胸の内で語りかけているのだろう。あるいは、様々な思いがこみ上げてきて、言葉を失っているのかもしれない。

 二人の絆の間に、私が入り込む余地はない。邪魔しないよう、黙って隣に立つしかできなかった。

 しばらくして、土方さんが呟いた。

「立派な顔してるぜ。なあ、この近藤さんは何万石の大名に見えないか」

 おそらく土方さんと同じように、残された写真をもとに作られたのであろう。近藤さんは百姓には見えなかった。

「ええ、立派な武士に見えます」
「そうだろう。堂々としている。これほど後世まで語り継がれる英雄になったんだな」

 見上げた土方さんは、誇らしげな表情をしていた。寮母をしているときには見たことがない、眩しい横顔。
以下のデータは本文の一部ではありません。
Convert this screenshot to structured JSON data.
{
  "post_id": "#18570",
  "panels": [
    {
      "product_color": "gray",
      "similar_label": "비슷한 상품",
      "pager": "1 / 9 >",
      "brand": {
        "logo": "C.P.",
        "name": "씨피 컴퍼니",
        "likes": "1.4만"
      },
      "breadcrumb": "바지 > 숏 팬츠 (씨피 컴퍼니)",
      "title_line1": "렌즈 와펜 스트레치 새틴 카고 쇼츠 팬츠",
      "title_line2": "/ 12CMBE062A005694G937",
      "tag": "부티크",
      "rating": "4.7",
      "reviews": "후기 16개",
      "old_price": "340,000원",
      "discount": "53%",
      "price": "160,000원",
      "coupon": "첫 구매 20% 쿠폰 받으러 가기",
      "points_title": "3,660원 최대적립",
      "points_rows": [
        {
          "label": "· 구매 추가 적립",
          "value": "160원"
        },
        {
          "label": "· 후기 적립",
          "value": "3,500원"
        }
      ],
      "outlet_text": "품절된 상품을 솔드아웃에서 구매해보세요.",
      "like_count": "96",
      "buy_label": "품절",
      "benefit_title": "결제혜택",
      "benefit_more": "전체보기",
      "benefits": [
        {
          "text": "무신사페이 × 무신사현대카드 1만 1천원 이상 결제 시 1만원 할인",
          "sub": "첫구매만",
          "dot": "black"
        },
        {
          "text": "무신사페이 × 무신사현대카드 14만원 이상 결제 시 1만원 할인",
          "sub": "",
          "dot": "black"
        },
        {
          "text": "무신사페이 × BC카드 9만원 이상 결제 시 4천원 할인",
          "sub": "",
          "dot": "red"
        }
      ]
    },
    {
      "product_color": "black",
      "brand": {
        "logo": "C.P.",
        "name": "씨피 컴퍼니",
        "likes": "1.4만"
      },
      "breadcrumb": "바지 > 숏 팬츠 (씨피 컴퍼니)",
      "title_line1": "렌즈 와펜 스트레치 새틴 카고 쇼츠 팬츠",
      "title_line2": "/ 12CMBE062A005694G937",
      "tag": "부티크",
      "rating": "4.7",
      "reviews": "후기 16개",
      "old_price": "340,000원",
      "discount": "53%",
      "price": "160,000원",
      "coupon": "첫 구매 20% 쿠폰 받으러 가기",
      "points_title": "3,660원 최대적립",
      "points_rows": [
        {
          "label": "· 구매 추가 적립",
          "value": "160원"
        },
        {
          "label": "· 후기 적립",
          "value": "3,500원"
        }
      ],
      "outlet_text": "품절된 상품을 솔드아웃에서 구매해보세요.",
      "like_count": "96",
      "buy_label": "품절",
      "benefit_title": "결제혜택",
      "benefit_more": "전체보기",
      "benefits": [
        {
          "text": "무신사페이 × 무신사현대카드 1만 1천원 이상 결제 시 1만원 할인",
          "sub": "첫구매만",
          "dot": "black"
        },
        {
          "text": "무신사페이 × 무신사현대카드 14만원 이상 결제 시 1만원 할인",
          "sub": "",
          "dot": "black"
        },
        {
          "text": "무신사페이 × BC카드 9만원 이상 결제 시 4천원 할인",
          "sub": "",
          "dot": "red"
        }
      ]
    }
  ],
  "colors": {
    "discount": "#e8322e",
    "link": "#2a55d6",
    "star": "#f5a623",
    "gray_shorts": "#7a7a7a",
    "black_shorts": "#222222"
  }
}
「そうですよ。これだけ後世の人たちが、新選組を大事にしてくれている。新選組がたくさんの人々に愛されているからこそです」

 そしてそこまで新選組が有名になったのは、土方さんがいたから。漫画や本を読んだけど、副長土方歳三がいなければ、新選組はここまで愛される存在にはなれなかったであろう。

「ありがとう」

 土方さんは近藤さんの像を見上げたまま、私の手を取った。そのまましばらくじっとしていた。